In a case recently appealed in the State of New York—Nonhuman Rights Project v. Breheny—a group of advocates led by Steven Wise has again challenged the confinement of an Asian elephant living at the Bronx Zoo. The case, which is being noted internationally and has received moral support from Harvard law professor Laurence Tribe, is a habeas corpus petition—a claim that a person is wrongfully detained. Should the tactic get the elephant moved from a zoo to a sanctuary, it would be, Wise says, a win for animal personhood.
Which is kind of an odd thing to say about a legal action to truck an elephant from one human keeper to another.
The Nonhuman Rights Project says the zoo’s pen is too small. I’m not brushing off the concern. A sanctuary is (or should be) better than a zoo. But if that’s the point, we’re talking about animal husbandry standards. Is that nonhuman personhood, or just a case of meet-the-new-boss? Focusing on a being in permanent captivity cannot help but make a problematic case for personhood.
Steven Wise compares cases for elephants and chimpanzees with actions to obtain recognition of non-whites as persons. Last month, Wise wrote an address noting that the Bronx Zoo had kept “Ota Benga, an African pygmy man” (a member of the Mbuti people taken from Colonial Congo) on display in 1906.
Human liberation movements and animal liberation are not the same. A case for legal personhood will inevitably draw from human-rights advocacy; and certainly there is continuity in the history of emancipation movements. Still, animal advocacy really is different.
When human slavery is legally abolished, those held in bondage and their descendants strive for civil rights. The end of their enslavement means, at least in theory, that a class of individuals can begin anew the struggle to reach their full potential within the culture of humanity.
Nonhuman beings need a different paradigm. Their own habitats and their own social networks make them who they are, who they evolved to be. We need an animal liberation movement that champions untamed animals’ interests in thriving independently of human supervision—while they can still live free lives.
The Way to Respect
As a law student, I wrote in support of expanding personhood to other-than-human animals. In my opinion, nonhuman personhood can exist in our legal framework. But over the years I have come to understand the advocacy quest from another perspective.
The more I learn about extinctions, and the delicate connections within biological communities, the more I believe nonhuman personhood fails animals. It’s making a claim to speak for them—rather than simply unhanding them.
I think nonhuman personhood ought to be folded into a movement to defend living beings in their original habitats, where they should live as they will. This would benefit entire biological communities that need us to stop breeding cattle, stop logging ancient forests, stop expanding roads and resorts, stop extracting everything we can get our drills into. The way to respect other animal life is to defend Earth’s remaining safe havens, and convert ranches, plantations, and other disturbed areas back to wildlands. For untamed animals living in freedom, our insistence that they keep what they have must be unequivocal and unrelenting.

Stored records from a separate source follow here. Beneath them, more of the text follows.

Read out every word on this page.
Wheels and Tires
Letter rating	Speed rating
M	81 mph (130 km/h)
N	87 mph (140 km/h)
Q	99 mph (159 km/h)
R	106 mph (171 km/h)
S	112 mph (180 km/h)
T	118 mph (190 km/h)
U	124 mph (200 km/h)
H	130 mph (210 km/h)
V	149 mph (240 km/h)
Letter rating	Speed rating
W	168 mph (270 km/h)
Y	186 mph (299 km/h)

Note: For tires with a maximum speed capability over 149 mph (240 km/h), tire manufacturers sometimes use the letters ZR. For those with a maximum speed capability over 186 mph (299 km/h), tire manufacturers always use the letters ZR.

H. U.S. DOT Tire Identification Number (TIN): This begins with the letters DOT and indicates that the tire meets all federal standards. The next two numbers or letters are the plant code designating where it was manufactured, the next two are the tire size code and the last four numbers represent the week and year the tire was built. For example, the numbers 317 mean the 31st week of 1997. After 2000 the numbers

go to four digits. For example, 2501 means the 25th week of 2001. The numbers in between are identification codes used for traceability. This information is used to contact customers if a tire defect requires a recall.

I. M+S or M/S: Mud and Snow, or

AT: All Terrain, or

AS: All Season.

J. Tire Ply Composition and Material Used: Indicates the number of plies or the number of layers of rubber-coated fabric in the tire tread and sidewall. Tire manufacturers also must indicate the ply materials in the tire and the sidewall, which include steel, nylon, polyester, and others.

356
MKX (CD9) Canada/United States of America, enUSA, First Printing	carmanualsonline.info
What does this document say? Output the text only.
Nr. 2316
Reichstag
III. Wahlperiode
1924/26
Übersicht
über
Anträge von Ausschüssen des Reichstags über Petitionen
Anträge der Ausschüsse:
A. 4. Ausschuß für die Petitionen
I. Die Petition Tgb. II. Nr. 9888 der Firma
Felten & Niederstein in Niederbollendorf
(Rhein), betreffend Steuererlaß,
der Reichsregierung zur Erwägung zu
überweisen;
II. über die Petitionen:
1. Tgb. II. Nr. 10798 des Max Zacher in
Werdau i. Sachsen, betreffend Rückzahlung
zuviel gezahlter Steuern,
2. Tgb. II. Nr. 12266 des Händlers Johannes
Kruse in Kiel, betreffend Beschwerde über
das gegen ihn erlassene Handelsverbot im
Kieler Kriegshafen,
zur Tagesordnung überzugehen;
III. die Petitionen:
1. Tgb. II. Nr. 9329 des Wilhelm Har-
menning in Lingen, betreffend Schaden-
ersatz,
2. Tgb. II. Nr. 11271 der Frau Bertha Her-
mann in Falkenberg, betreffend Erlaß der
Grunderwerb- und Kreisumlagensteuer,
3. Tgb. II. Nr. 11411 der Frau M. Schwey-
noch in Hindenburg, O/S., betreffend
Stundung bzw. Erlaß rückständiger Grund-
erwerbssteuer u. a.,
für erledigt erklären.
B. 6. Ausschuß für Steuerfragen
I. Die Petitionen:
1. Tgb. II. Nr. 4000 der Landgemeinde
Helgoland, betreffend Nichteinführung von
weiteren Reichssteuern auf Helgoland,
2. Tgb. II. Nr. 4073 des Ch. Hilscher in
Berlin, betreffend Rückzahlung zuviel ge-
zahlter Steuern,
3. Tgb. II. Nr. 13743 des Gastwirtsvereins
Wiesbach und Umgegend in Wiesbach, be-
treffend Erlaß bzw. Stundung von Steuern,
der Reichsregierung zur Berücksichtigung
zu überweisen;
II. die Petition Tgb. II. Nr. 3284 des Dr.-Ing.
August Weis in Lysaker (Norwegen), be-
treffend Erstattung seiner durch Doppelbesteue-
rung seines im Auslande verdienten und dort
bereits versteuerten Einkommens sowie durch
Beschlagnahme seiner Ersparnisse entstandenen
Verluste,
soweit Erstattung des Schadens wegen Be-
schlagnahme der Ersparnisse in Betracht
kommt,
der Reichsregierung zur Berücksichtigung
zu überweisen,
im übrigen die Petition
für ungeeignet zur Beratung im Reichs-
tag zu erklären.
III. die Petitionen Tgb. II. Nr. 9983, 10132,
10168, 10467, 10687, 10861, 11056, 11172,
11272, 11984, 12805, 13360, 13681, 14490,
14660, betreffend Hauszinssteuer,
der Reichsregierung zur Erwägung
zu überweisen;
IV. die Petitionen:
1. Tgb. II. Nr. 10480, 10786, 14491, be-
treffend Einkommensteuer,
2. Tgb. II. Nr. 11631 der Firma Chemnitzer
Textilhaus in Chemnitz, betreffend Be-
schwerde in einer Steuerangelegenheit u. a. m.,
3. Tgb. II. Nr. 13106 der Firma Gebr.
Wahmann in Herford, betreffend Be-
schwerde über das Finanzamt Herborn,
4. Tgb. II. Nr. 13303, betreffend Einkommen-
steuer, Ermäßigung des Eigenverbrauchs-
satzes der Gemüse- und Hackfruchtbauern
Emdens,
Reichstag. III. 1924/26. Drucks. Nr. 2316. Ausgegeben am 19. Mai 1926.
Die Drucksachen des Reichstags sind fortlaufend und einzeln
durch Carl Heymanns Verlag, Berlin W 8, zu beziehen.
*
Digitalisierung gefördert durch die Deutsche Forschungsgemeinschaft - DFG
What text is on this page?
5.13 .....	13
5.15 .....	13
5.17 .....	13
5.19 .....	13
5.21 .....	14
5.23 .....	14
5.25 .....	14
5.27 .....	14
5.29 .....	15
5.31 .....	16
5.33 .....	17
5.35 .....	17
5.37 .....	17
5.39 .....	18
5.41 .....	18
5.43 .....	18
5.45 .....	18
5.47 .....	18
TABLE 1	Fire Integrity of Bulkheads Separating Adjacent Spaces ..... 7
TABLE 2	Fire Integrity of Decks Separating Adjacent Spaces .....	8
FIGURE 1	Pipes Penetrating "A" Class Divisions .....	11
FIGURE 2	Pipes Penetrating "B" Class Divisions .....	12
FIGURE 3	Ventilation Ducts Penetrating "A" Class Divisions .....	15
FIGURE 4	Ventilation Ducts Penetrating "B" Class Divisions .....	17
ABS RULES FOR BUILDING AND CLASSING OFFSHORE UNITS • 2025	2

Insofar as nonhuman personhood seeks both to stop captivity and protect habitat, then, it could help. But is that what this case is about?
Smarter Than the Average Elephant
Happy, the misnamed elephant, was born in 1971, then captured and dragged as a yearling to the United States, ultimately to wind up at the Wildlife Conservation Society’s Bronx Zoo in 1977.
Happy has passed a self-recognition test using a mirror. People who have a lot of faith in mirrors deem this test proof of unusual intelligence. But if anyone needs a break from being trained, assessed, and gawked at, it’s an elephant.
Nonhuman beings owe us no proof of anything. When we expect them to behave like us to qualify for legal rights, we display our own limitations. Rather than respecting a web of life we’ll never fully understand, we’re appealing to a love of hierarchy.
Granting relocation to an especially skilled elephant would not disrupt “the entire human-animal legal regime,” the litigants say. It’s high time that regime was disrupted. Which is why I’d like this case a lot better if it were about keeping an elephant free from capture in the first place. The zoo is, reportedly, already working on that. In 2006, the Wildlife Conservation Society announced it had stopped collecting elephants.
Humans are decimating the Earth’s untamed elephant population through deforestation, sprawl, hunting, and pharmaceutical control. Elephants have been found poisoned near Indonesian palm plantations. In Thailand, the place from which Happy was reportedly dragged away, elephants are captured, confined and trained to carry tourists or haul logs. And now, Earth’s dwindling community of naturally evolving animals is forced to cope with a human-driven climate crisis.
There’s a massive legal need here. And it has nothing to do with pinning rights to animals’ intelligence, or changing the circumstances of their confinement.
Nonhuman beings do not construct rights; we do. For them, our idea of personhood could be just another cage.
Citation: Nonhuman Rights Project, Inc. v. Breheny, 189 A.D.3d 583 (Dec. 17, 2020).